8. The plasma display panel according to claim 2, wherein a thickness h of the first substrate satisfies the following inequality: $h>\frac{2\pi L^2{f}_{\max }}{a_n}·\sqrt{\frac{12\rho }{E}}$

where h is the thickness of the first substrate, L is a distance from the inner edge of the void space to the sealing material, a_n is a constant (=22), f_max is a frequency of 16,000 hertz, ρ is a density of the first substrate, and E is a Young's modulus of the first substrate.

9. The plasma display panel according to claim 2, wherein a density ρ of the first substrate satisfies the following inequality: $\rho <\frac{E}{12}·{\left(\frac{a_{n}h}{2\pi L^2{f}_{\max }}\right)}^2$

where ρ is the density of the first substrate, E is a Young's modulus of the first substrate, a_n is a constant (=22), h is a thickness of the first substrate, L is a distance from the inner edge of the void space to the sealing material, and f_max is a frequency of 16,000 hertz.

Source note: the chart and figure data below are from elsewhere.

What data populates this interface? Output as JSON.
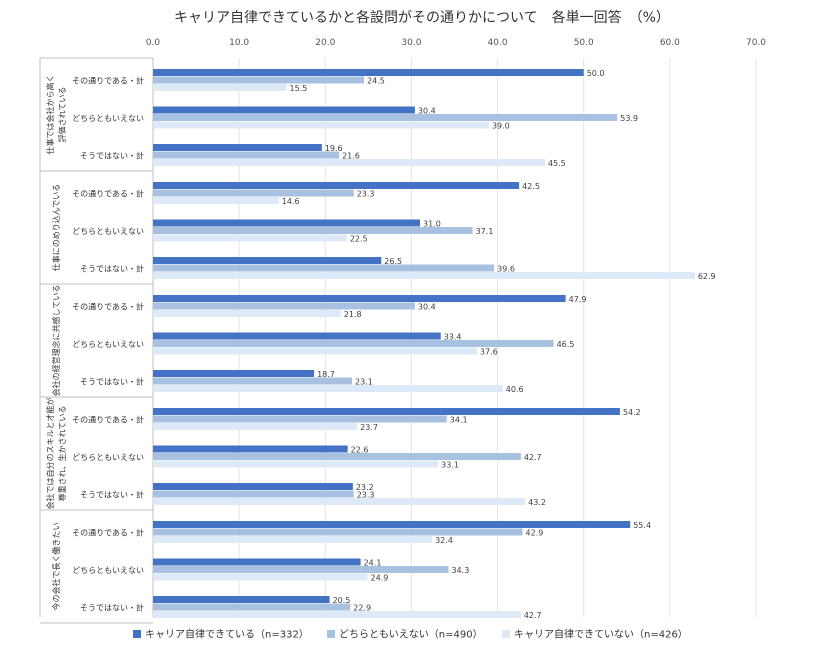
{
  "chart_data": {
    "type": "bar",
    "orientation": "horizontal",
    "title": "キャリア自律できているかと各設問がその通りかについて　各単一回答　（%）",
    "xlim": [
      0,
      70
    ],
    "x_ticks": [
      "0.0",
      "10.0",
      "20.0",
      "30.0",
      "40.0",
      "50.0",
      "60.0",
      "70.0"
    ],
    "grid": true,
    "legend_position": "bottom",
    "series": [
      {
        "name": "キャリア自律できている（n=332）",
        "color": "#4472c4"
      },
      {
        "name": "どちらともいえない（n=490）",
        "color": "#a9c1e0"
      },
      {
        "name": "キャリア自律できていない（n=426）",
        "color": "#dde9f6"
      }
    ],
    "groups": [
      {
        "label_lines": [
          "仕事では会社から高く",
          "評価されている"
        ],
        "rows": [
          {
            "label": "その通りである・計",
            "values": [
              50.0,
              24.5,
              15.5
            ]
          },
          {
            "label": "どちらともいえない",
            "values": [
              30.4,
              53.9,
              39.0
            ]
          },
          {
            "label": "そうではない・計",
            "values": [
              19.6,
              21.6,
              45.5
            ]
          }
        ]
      },
      {
        "label_lines": [
          "仕事にのめり込んでいる"
        ],
        "rows": [
          {
            "label": "その通りである・計",
            "values": [
              42.5,
              23.3,
              14.6
            ]
          },
          {
            "label": "どちらともいえない",
            "values": [
              31.0,
              37.1,
              22.5
            ]
          },
          {
            "label": "そうではない・計",
            "values": [
              26.5,
              39.6,
              62.9
            ]
          }
        ]
      },
      {
        "label_lines": [
          "会社の経営理念に共感している"
        ],
        "rows": [
          {
            "label": "その通りである・計",
            "values": [
              47.9,
              30.4,
              21.8
            ]
          },
          {
            "label": "どちらともいえない",
            "values": [
              33.4,
              46.5,
              37.6
            ]
          },
          {
            "label": "そうではない・計",
            "values": [
              18.7,
              23.1,
              40.6
            ]
          }
        ]
      },
      {
        "label_lines": [
          "会社では自分のスキルと才能が",
          "尊重され、生かされている"
        ],
        "rows": [
          {
            "label": "その通りである・計",
            "values": [
              54.2,
              34.1,
              23.7
            ]
          },
          {
            "label": "どちらともいえない",
            "values": [
              22.6,
              42.7,
              33.1
            ]
          },
          {
            "label": "そうではない・計",
            "values": [
              23.2,
              23.3,
              43.2
            ]
          }
        ]
      },
      {
        "label_lines": [
          "今の会社で長く働きたい"
        ],
        "rows": [
          {
            "label": "その通りである・計",
            "values": [
              55.4,
              42.9,
              32.4
            ]
          },
          {
            "label": "どちらともいえない",
            "values": [
              24.1,
              34.3,
              24.9
            ]
          },
          {
            "label": "そうではない・計",
            "values": [
              20.5,
              22.9,
              42.7
            ]
          }
        ]
      }
    ]
  }
}
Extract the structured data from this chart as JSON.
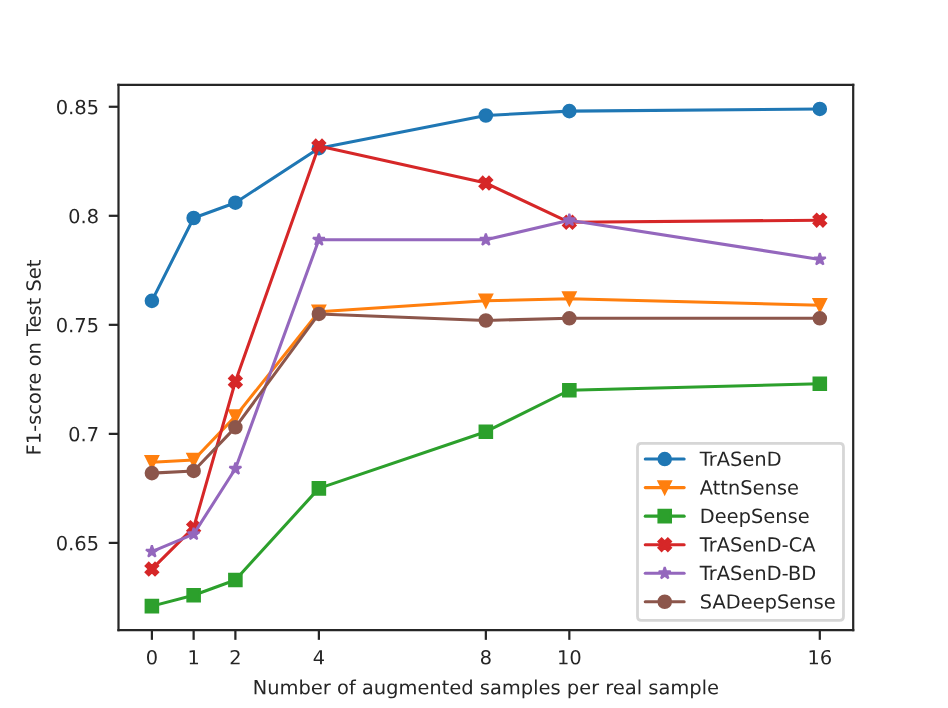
{
  "chart_data": {
    "type": "line",
    "xlabel": "Number of augmented samples per real sample",
    "ylabel": "F1-score on Test Set",
    "x": [
      0,
      1,
      2,
      4,
      8,
      10,
      16
    ],
    "xlim": [
      -0.8,
      16.8
    ],
    "xticks": [
      0,
      1,
      2,
      4,
      8,
      10,
      16
    ],
    "ylim": [
      0.61,
      0.86
    ],
    "yticks": [
      0.65,
      0.7,
      0.75,
      0.8,
      0.85
    ],
    "legend": "bottom right",
    "grid": false,
    "series": [
      {
        "name": "TrASenD",
        "color": "#1f77b4",
        "marker": "circle",
        "values": [
          0.761,
          0.799,
          0.806,
          0.831,
          0.846,
          0.848,
          0.849
        ]
      },
      {
        "name": "AttnSense",
        "color": "#ff7f0e",
        "marker": "triangle",
        "values": [
          0.687,
          0.688,
          0.708,
          0.756,
          0.761,
          0.762,
          0.759
        ]
      },
      {
        "name": "DeepSense",
        "color": "#2ca02c",
        "marker": "square",
        "values": [
          0.621,
          0.626,
          0.633,
          0.675,
          0.701,
          0.72,
          0.723
        ]
      },
      {
        "name": "TrASenD-CA",
        "color": "#d62728",
        "marker": "cross",
        "values": [
          0.638,
          0.657,
          0.724,
          0.832,
          0.815,
          0.797,
          0.798
        ]
      },
      {
        "name": "TrASenD-BD",
        "color": "#9467bd",
        "marker": "star",
        "values": [
          0.646,
          0.654,
          0.684,
          0.789,
          0.789,
          0.798,
          0.78
        ]
      },
      {
        "name": "SADeepSense",
        "color": "#8c564b",
        "marker": "circle",
        "values": [
          0.682,
          0.683,
          0.703,
          0.755,
          0.752,
          0.753,
          0.753
        ]
      }
    ]
  }
}
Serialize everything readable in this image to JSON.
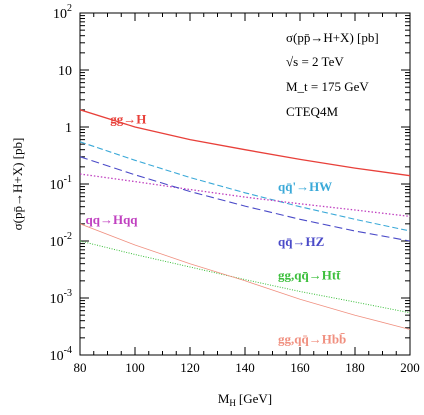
{
  "chart_data": {
    "type": "line",
    "ylabel": "σ(pp̄→H+X) [pb]",
    "xlabel": "M_H [GeV]",
    "xlabel_main": "M",
    "xlabel_sub": "H",
    "xlabel_unit": "[GeV]",
    "xlim": [
      80,
      200
    ],
    "ylim": [
      0.0001,
      100
    ],
    "yscale": "log",
    "grid": false,
    "x_ticks": [
      {
        "value": 80,
        "label": "80"
      },
      {
        "value": 100,
        "label": "100"
      },
      {
        "value": 120,
        "label": "120"
      },
      {
        "value": 140,
        "label": "140"
      },
      {
        "value": 160,
        "label": "160"
      },
      {
        "value": 180,
        "label": "180"
      },
      {
        "value": 200,
        "label": "200"
      }
    ],
    "y_ticks": [
      {
        "value": 100,
        "base": "10",
        "exp": "2"
      },
      {
        "value": 10,
        "base": "10",
        "exp": ""
      },
      {
        "value": 1,
        "base": "1",
        "exp": ""
      },
      {
        "value": 0.1,
        "base": "10",
        "exp": "-1"
      },
      {
        "value": 0.01,
        "base": "10",
        "exp": "-2"
      },
      {
        "value": 0.001,
        "base": "10",
        "exp": "-3"
      },
      {
        "value": 0.0001,
        "base": "10",
        "exp": "-4"
      }
    ],
    "info_lines": [
      "σ(pp̄→H+X) [pb]",
      "√s = 2 TeV",
      "M_t = 175 GeV",
      "CTEQ4M"
    ],
    "series": [
      {
        "name": "gg→H",
        "color": "#e8403a",
        "dash": "solid",
        "x": [
          80,
          100,
          120,
          140,
          160,
          180,
          200
        ],
        "y": [
          2.0,
          1.0,
          0.6,
          0.4,
          0.27,
          0.19,
          0.14
        ]
      },
      {
        "name": "qq̄'→HW",
        "color": "#3aa9d8",
        "dash": "dashed",
        "x": [
          80,
          100,
          120,
          140,
          160,
          180,
          200
        ],
        "y": [
          0.55,
          0.26,
          0.13,
          0.07,
          0.04,
          0.024,
          0.015
        ]
      },
      {
        "name": "qq→Hqq",
        "color": "#c040c0",
        "dash": "dotted",
        "x": [
          80,
          100,
          120,
          140,
          160,
          180,
          200
        ],
        "y": [
          0.15,
          0.11,
          0.08,
          0.059,
          0.045,
          0.035,
          0.027
        ]
      },
      {
        "name": "qq̄→HZ",
        "color": "#4a4ac8",
        "dash": "longdash",
        "x": [
          80,
          100,
          120,
          140,
          160,
          180,
          200
        ],
        "y": [
          0.3,
          0.145,
          0.074,
          0.041,
          0.024,
          0.015,
          0.01
        ]
      },
      {
        "name": "gg,qq̄→Htt̄",
        "color": "#3cbf3c",
        "dash": "dotted-fine",
        "x": [
          80,
          100,
          120,
          140,
          160,
          180,
          200
        ],
        "y": [
          0.01,
          0.0058,
          0.0035,
          0.0021,
          0.0013,
          0.00085,
          0.00055
        ]
      },
      {
        "name": "gg,qq̄→Hbb̄",
        "color": "#f09080",
        "dash": "solid-thin",
        "x": [
          80,
          100,
          120,
          140,
          160,
          180,
          200
        ],
        "y": [
          0.02,
          0.0085,
          0.004,
          0.002,
          0.00095,
          0.0005,
          0.00028
        ]
      }
    ],
    "curve_labels": [
      {
        "series": 0,
        "text": "gg→H",
        "x": 91,
        "y": 1.15
      },
      {
        "series": 1,
        "text": "qq̄'→HW",
        "x": 152,
        "y": 0.075
      },
      {
        "series": 2,
        "text": "qq→Hqq",
        "x": 82,
        "y": 0.02
      },
      {
        "series": 3,
        "text": "qq̄→HZ",
        "x": 152,
        "y": 0.0082
      },
      {
        "series": 4,
        "text": "gg,qq̄→Htt̄",
        "x": 152,
        "y": 0.0021
      },
      {
        "series": 5,
        "text": "gg,qq̄→Hbb̄",
        "x": 152,
        "y": 0.00016
      }
    ]
  }
}
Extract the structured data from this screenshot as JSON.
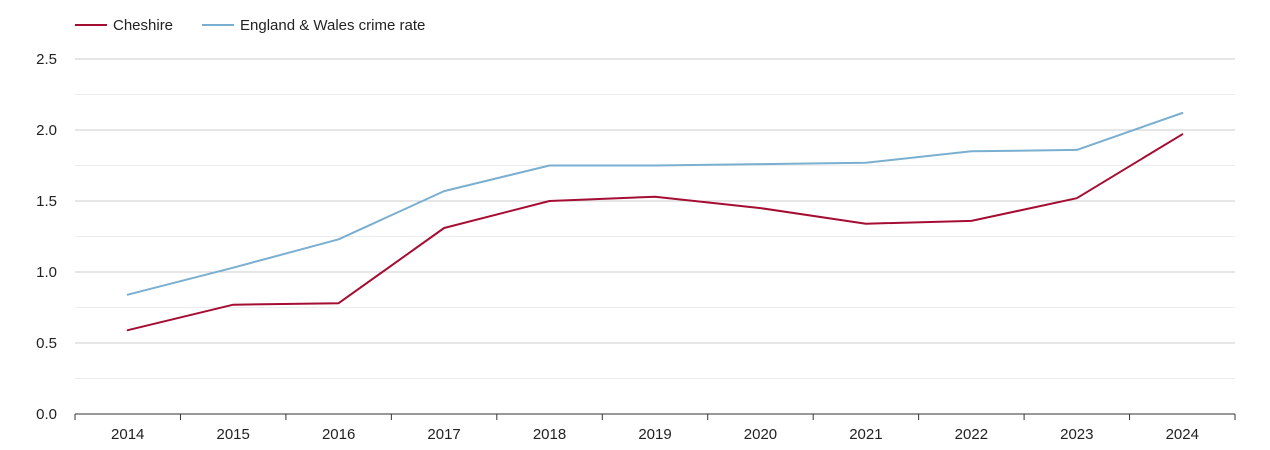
{
  "chart_data": {
    "type": "line",
    "title": "",
    "xlabel": "",
    "ylabel": "",
    "x": [
      "2014",
      "2015",
      "2016",
      "2017",
      "2018",
      "2019",
      "2020",
      "2021",
      "2022",
      "2023",
      "2024"
    ],
    "ylim": [
      0,
      2.5
    ],
    "yticks": [
      "0.0",
      "0.5",
      "1.0",
      "1.5",
      "2.0",
      "2.5"
    ],
    "grid": true,
    "legend_position": "top-left",
    "series": [
      {
        "name": "Cheshire",
        "color": "#a50d33",
        "values": [
          0.59,
          0.77,
          0.78,
          1.31,
          1.5,
          1.53,
          1.45,
          1.34,
          1.36,
          1.52,
          1.97
        ]
      },
      {
        "name": "England & Wales crime rate",
        "color": "#7aafd0",
        "values": [
          0.84,
          1.03,
          1.23,
          1.57,
          1.75,
          1.75,
          1.76,
          1.77,
          1.85,
          1.86,
          2.12
        ]
      }
    ]
  }
}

10. The plasma display panel according to claim 2, wherein a Young's modulus E of the first substrate satisfies the following inequality: $E>12\rho ·{\left(\frac{2\pi L^2{f}_{\max }}{a_{n}h}\right)}^2$

where E is the Young's modulus of the first substrate, ρ is a density of the first substrate, L is a distance from the inner edge of the void space to the sealing material, fmax is a frequency of 16,000 hertz, a_n is a constant (=22), and h is a thickness of the first substrate.